5. Fetch Multi Layers’ Prediction Result With Infer Interface

  • Join the layer to be used as output_layer layer to the input parameters of paddle.inference.Inference() interface with:
inferer = paddle.inference.Inference(output_layer=[layer1, layer2], parameters=parameters)
  • Assign certain fields to output. Take value as example, it can be down with following code:
out = inferer.infer(input=data_batch, field=["value"])

It is important to note that:

  • If 2 layers are assigned as output layer, then the output results consists of 2 matrixes.
  • Assume the output of first layer A is a matrix sizes N1 * M1, the output of second layer B is a matrix sizes N2 * M2;
  • By default, paddle.v2 will transverse join A and B, when N1 not equal to N2, it will raise following error:
ValueError: all the input array dimensions except for the concatenation axis must match exactly

The transverse of different matrixes of multi layers mainly happens when:

  • Output sequence layer and non sequence layer;
  • Multiple output layers process multiple sequence with different length;

Such issue can be avoided by calling infer interface and set flatten_result=False.

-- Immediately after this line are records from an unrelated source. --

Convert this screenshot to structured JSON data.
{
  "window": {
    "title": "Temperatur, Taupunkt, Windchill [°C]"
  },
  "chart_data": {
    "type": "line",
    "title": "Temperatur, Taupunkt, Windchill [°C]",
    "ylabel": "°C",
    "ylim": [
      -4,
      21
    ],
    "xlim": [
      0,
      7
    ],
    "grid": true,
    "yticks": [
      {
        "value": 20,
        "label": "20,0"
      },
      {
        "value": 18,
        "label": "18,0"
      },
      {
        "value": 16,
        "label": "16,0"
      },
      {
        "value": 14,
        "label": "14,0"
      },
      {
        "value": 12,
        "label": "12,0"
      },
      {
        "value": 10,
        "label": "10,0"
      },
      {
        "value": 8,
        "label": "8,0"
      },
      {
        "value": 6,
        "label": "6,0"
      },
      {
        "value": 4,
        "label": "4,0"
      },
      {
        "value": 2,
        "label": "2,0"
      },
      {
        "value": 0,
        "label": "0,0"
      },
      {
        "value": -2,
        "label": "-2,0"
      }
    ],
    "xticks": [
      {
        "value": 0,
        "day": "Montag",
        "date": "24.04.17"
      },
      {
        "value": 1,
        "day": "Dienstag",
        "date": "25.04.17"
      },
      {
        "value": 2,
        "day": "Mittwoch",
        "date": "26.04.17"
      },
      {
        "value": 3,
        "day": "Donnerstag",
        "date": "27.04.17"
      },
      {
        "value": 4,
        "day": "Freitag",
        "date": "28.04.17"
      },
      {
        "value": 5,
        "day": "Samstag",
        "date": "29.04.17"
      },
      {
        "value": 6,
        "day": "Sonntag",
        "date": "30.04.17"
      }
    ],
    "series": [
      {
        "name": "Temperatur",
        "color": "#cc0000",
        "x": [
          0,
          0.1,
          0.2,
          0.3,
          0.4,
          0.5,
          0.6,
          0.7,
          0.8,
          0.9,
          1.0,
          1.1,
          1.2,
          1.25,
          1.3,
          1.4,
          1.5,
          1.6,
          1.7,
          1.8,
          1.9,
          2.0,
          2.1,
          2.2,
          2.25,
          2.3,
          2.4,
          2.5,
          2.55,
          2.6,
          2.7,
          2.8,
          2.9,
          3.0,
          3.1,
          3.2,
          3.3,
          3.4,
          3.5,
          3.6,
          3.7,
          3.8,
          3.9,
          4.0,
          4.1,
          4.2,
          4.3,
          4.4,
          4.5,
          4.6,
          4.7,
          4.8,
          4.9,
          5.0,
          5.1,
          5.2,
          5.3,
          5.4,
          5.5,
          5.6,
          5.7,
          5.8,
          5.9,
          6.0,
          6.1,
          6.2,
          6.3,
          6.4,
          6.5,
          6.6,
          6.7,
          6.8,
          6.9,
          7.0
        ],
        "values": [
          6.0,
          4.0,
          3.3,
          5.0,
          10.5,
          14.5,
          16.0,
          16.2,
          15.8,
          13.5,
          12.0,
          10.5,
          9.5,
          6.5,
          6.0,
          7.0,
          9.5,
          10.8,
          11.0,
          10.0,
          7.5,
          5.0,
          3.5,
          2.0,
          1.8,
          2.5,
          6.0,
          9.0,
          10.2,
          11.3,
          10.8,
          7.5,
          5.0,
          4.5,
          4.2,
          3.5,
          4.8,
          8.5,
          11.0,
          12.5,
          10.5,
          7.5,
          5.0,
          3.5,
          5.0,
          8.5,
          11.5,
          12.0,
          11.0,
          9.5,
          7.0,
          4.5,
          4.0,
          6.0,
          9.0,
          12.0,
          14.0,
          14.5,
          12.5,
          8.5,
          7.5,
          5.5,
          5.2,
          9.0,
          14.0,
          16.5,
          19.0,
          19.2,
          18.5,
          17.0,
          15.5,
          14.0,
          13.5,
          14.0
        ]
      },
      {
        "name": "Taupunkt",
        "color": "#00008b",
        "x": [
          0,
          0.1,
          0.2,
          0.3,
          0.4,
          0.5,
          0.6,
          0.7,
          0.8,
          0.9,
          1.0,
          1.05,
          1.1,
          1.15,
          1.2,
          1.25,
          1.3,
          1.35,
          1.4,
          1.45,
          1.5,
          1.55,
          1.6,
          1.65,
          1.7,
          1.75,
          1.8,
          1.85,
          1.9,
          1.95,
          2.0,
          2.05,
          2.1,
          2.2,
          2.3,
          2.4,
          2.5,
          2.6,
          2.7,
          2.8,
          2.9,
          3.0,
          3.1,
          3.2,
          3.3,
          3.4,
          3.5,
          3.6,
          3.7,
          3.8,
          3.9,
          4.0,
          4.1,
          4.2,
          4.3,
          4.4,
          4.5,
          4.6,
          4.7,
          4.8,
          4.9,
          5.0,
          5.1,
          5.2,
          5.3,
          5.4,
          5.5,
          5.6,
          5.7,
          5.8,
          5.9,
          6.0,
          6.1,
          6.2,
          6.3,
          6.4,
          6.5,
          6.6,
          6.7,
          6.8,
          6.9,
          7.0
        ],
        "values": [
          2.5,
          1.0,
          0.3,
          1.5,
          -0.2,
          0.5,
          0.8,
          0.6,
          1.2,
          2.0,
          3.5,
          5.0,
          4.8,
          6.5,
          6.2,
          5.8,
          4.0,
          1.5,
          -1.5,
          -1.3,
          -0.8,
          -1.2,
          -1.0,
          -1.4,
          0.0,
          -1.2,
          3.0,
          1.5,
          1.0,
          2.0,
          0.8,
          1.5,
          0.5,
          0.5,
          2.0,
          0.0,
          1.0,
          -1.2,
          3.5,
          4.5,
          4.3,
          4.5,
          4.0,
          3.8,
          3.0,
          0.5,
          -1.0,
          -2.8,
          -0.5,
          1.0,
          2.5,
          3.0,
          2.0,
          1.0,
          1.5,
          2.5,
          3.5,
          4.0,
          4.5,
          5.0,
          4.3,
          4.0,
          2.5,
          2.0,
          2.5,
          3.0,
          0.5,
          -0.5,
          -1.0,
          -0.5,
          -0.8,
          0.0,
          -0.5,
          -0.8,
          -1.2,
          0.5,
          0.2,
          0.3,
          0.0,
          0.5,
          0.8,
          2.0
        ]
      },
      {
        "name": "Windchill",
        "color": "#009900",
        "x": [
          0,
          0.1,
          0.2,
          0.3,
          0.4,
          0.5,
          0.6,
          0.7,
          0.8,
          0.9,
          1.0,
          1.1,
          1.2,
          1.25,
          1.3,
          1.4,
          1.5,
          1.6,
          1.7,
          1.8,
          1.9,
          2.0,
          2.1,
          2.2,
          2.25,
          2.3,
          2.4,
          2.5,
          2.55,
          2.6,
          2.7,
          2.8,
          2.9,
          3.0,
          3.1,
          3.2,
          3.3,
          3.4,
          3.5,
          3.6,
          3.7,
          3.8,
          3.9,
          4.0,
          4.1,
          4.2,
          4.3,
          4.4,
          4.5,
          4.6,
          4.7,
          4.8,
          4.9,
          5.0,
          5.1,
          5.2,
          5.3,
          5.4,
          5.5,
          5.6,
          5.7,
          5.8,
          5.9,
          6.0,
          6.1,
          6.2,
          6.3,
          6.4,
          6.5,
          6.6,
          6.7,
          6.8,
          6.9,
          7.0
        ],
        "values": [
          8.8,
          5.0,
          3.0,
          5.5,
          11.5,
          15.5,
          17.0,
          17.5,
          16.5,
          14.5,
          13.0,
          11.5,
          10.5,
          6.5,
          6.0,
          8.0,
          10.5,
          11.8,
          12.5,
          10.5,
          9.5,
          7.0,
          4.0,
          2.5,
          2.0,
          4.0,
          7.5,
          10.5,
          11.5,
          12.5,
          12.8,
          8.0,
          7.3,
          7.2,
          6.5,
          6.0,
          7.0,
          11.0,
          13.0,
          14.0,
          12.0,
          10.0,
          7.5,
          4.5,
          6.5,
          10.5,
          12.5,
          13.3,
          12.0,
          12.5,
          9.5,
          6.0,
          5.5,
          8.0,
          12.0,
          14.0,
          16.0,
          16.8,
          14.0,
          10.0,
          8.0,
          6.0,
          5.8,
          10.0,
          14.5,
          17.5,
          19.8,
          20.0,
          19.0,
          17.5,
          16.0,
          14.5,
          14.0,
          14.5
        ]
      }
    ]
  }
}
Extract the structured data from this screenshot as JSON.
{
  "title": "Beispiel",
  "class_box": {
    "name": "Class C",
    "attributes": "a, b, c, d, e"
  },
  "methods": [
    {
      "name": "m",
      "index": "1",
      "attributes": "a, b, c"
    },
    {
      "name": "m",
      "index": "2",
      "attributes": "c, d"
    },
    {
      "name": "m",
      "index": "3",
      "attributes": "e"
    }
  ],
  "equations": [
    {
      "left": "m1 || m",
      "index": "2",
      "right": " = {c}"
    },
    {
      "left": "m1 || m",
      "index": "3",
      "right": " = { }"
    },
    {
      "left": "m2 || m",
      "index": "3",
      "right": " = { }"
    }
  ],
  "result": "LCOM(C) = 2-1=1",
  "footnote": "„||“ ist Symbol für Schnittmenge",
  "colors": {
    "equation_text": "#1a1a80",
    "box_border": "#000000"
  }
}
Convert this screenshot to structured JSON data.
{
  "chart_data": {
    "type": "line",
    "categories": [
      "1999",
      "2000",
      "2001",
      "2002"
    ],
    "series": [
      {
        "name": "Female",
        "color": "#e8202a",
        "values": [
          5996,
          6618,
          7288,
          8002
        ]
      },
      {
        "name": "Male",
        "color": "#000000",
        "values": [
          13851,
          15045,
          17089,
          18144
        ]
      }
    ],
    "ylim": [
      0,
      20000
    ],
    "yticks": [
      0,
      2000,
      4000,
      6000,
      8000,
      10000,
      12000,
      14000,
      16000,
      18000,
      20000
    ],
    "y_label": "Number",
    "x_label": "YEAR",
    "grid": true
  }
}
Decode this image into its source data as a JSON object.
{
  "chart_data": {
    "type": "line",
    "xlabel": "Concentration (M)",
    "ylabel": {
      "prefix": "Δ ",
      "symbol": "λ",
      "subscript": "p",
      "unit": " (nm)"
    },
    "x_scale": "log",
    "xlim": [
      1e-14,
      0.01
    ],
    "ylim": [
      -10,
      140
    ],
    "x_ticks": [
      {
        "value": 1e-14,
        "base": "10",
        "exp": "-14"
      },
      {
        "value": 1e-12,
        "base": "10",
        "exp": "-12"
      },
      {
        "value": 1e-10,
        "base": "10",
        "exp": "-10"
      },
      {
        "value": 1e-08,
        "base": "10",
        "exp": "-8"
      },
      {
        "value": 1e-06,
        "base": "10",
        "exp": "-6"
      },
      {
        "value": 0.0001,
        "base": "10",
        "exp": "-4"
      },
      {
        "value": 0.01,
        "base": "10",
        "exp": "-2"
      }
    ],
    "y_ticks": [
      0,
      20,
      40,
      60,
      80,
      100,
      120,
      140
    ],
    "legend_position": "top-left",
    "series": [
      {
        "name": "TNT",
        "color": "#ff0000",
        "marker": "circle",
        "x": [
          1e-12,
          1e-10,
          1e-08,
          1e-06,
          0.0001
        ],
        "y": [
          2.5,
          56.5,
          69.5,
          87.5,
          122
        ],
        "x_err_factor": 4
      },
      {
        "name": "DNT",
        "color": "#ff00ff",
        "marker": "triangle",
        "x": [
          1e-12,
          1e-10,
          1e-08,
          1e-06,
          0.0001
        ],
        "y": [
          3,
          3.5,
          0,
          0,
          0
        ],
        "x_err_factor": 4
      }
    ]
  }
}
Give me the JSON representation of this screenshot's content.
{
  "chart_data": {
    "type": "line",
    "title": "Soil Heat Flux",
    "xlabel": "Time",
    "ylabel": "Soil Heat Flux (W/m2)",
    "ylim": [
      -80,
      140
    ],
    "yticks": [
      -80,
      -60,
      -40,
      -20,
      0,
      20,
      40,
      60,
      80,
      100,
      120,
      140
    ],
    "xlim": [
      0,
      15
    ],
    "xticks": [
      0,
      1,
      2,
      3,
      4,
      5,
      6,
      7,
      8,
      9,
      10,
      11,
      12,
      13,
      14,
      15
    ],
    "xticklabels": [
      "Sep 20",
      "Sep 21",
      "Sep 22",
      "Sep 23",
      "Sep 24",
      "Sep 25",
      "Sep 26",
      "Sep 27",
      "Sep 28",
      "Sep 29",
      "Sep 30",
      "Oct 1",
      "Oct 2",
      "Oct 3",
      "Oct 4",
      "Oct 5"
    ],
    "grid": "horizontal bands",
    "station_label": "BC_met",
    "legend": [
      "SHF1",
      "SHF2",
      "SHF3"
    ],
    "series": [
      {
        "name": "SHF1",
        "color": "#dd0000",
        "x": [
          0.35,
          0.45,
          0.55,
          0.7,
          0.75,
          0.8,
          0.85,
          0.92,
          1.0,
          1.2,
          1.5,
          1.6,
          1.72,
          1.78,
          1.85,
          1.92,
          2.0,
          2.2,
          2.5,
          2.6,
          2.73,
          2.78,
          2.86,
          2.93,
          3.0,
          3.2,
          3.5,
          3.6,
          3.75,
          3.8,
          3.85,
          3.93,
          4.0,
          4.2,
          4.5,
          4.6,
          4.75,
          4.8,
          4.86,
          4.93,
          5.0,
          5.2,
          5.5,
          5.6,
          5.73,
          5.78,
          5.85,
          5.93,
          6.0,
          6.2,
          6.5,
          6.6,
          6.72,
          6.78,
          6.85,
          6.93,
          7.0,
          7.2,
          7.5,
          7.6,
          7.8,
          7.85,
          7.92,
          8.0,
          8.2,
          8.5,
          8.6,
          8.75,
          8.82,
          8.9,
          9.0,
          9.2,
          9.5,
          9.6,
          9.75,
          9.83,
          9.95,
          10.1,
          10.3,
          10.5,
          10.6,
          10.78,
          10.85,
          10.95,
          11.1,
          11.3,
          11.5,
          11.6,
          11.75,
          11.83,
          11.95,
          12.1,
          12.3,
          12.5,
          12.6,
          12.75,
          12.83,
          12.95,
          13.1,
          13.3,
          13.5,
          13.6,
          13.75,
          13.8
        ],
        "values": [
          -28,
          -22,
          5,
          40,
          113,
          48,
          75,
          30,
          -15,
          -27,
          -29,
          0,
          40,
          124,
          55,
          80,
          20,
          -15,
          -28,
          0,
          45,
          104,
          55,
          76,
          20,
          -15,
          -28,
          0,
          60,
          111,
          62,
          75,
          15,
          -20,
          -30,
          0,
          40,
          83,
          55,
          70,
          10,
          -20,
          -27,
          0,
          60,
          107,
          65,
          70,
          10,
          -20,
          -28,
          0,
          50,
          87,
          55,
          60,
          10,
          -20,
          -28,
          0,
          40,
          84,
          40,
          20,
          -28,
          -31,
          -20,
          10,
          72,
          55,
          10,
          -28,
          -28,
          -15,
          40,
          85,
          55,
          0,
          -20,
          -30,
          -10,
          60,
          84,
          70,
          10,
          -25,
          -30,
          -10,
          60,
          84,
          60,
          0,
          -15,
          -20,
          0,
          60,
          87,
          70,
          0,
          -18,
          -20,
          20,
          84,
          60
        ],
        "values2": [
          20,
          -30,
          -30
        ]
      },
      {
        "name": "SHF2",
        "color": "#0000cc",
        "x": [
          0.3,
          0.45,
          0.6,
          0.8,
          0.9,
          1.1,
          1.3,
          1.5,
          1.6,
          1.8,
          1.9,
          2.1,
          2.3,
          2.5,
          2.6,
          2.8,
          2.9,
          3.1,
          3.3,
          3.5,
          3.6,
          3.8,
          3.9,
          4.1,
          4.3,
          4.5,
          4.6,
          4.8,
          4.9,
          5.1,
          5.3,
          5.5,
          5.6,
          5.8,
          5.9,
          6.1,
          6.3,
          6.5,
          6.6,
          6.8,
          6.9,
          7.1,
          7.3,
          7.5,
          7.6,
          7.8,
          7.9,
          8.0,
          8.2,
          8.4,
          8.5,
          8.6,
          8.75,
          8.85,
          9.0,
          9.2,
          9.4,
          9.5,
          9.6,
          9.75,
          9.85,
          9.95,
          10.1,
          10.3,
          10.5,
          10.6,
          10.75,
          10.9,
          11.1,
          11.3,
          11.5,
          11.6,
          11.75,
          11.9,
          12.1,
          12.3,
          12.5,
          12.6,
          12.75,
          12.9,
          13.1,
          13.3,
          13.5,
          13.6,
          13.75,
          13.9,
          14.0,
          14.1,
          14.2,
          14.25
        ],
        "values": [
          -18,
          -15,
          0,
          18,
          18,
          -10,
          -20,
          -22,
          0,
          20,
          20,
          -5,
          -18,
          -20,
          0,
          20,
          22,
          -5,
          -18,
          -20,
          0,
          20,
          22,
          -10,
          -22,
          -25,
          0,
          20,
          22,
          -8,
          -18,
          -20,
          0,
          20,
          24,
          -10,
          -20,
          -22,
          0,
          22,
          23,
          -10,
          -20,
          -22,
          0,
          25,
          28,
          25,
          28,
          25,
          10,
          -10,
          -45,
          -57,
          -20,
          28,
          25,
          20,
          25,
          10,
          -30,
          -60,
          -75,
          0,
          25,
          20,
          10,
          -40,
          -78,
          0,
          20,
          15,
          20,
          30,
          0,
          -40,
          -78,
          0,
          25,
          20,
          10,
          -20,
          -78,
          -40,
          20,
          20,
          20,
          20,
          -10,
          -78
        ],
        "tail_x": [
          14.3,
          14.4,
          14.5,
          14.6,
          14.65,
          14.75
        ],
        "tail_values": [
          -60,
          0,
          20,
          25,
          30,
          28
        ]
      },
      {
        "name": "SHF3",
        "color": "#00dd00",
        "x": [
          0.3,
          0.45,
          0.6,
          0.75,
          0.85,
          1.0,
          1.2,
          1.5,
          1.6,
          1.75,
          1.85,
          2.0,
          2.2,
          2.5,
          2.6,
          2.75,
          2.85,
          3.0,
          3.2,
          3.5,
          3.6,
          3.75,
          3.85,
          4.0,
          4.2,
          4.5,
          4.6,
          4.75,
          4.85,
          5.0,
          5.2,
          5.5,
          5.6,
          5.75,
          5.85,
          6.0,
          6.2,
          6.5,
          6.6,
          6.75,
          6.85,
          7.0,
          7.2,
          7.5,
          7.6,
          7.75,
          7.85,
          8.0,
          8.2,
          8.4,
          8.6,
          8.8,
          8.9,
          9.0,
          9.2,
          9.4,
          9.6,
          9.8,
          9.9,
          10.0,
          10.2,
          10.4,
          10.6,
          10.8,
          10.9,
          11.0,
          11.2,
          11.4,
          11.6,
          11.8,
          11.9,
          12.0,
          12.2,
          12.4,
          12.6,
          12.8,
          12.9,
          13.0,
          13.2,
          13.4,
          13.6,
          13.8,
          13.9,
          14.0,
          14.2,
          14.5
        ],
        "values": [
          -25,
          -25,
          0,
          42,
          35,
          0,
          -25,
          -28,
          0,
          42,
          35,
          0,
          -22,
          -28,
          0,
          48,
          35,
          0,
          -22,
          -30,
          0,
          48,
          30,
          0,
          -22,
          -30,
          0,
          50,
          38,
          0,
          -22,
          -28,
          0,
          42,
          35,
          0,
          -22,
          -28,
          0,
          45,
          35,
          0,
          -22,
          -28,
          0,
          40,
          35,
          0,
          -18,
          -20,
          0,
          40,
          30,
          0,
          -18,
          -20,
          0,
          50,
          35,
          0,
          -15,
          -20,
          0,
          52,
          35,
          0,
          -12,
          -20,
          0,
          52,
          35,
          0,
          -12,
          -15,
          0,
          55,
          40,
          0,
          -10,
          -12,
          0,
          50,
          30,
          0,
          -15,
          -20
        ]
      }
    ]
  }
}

Thus, the infer interface returns a python list, in which

  • The number of elements equals to the number of output layers in the network;
  • Each element in list is a result matrix of a layer, which type is numpy.ndarray;
  • The height of each matrix outputted by each layer equals to the number of samples under non sequential mode or equals to the number of elements in the input sequence under sequential mode. Their width are both equal to the layer size in configuration.

6. Fetch the Output of A Certain Layer During Training

In event_handler, the interface event.gm.getLayerOutputs("layer_name") gives the forward output value organized in numpy.ndarray corresponding to layer_name in the mini-batch. The output can be used in custom measurements in following way:

def score_diff(right_score, left_score):
    return np.average(np.abs(right_score - left_score))

def event_handler(event):
    if isinstance(event, paddle.event.EndIteration):
        if event.batch_id % 25 == 0:
            diff = score_diff(
                event.gm.getLayerOutputs("right_score")["right_score"][
                    "value"],
                event.gm.getLayerOutputs("left_score")["left_score"][
                    "value"])
            logger.info(("Pass %d Batch %d : Cost %.6f, "
                        "average absolute diff scores: %.6f") %
                        (event.pass_id, event.batch_id, event.cost, diff))

Note: this function can not get content of paddle.layer.recurrent_group step, but output of paddle.layer.recurrent_group can be fetched.

7. Fetch Parameters’ Weight and Gradient During Training

Under certain situations, knowing the weights of currently training mini-batch can provide more inceptions of many problems. Their value can be acquired by printing values in event_handler (note that to gain such parameters when training on GPU, you should set paddle.event.EndForwardBackward). Detailed code is as following:

...
parameters = paddle.parameters.create(cost)
...
def event_handler(event):
    if isinstance(event, paddle.event.EndForwardBackward):
        if event.batch_id % 25 == 0:
            for p in parameters.keys():
                logger.info("Param %s, Grad %s",
                    parameters.get(p), parameters.get_grad(p))

Note that “acquire the output of a certain layer during training” or “acquire the weights and gradients of parameters during training ” both needs to copy training data from C++ environment to numpy, which have certain degree of influence on training performance. Don’t use these two functions when the training procedure cares about the performance.